Antes de que llegara diciembre, yo era feliz en mi mundo lleno de ponies, pajaritos, unicornios y revistas Cosmo. Era feliz hasta que me cayó la teja de que se estaba acabando el año. Ahí mismo las criaturas del bosque se fueron de vacaciones de manera indefinida, porque supieron que la cosa se iba a poner fea. Y así fue.
Se suponía que este era el “año sabático” para ordenar ideas y contestar la pregunta del millón: ¿Qué vas a hacer con tu vida?. Y como mi respuesta era el mismo “no sé” que cuando salí de la U, me vino el ataque de pánico, el ahogo a lo Olguita Marina y la ensalada en la cabeza. Del horror.

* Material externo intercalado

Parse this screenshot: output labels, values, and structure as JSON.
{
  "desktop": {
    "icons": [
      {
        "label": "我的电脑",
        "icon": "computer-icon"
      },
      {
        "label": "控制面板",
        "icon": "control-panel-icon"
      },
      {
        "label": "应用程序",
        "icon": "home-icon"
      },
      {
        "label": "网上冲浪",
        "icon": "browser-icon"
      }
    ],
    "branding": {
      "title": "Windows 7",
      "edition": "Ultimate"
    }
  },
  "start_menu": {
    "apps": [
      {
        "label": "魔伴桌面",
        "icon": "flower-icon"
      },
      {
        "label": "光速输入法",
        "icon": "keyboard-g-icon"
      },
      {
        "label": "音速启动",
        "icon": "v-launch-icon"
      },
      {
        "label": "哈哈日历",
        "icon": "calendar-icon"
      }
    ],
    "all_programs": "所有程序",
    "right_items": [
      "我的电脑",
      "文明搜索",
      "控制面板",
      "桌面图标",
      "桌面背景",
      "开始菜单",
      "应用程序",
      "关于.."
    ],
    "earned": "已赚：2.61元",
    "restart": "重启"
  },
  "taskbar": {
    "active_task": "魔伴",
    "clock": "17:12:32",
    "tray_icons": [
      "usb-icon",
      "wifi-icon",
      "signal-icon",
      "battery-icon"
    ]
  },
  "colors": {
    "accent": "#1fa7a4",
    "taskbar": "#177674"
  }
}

Por estos días ando con cara de k9 por la vida, porque siento no tengo tolerancia con nada y menos con el pueblo en donde vivo. Sí, ya sé que nací y crecí acá, pero nunca he sido parte de aquí. Ni siquiera tengo un lugar favorito en donde esconderme del mundo. Y cuestionando eso, todo se cae como castillo de naipes.
Tengo una pega que me encanta y otra que detesto, pero no me veo en ninguna de las dos por mucho tiempo, porque siempre las vi como una línea en el currículum solamente. Y mi espíritu competitivo se diluye en el pueblo, porque todo se hace demasiado fácil, rutinario y termina aburriendo. Podríamos decir que funciono en nivel automático, porque no le veo el sentido a desgastarme por tan poco.
Soy una monga malcriada que a punta de costalazos siempre hago lo que quiero y consigo lo que se me da la gana, pero por el momento no tengo ninguna motivación. Apática total y por sobre todo, so jaded. Y eso a mis ponies no les gusta.
Al final es como el me quiero ir, pero no quiero, o sea sí, pero no todavía. Bueno, en realidad si me iría altiro, pero es que no sé cómo. Y qué postgrado hago, porque no sé cuál elegir o lo dejo para después. Es que no sé, podría ser... no, mejor no.
Supongo que a esto se refiere Steve Tyler cuando dice que estás pensando complicadamente.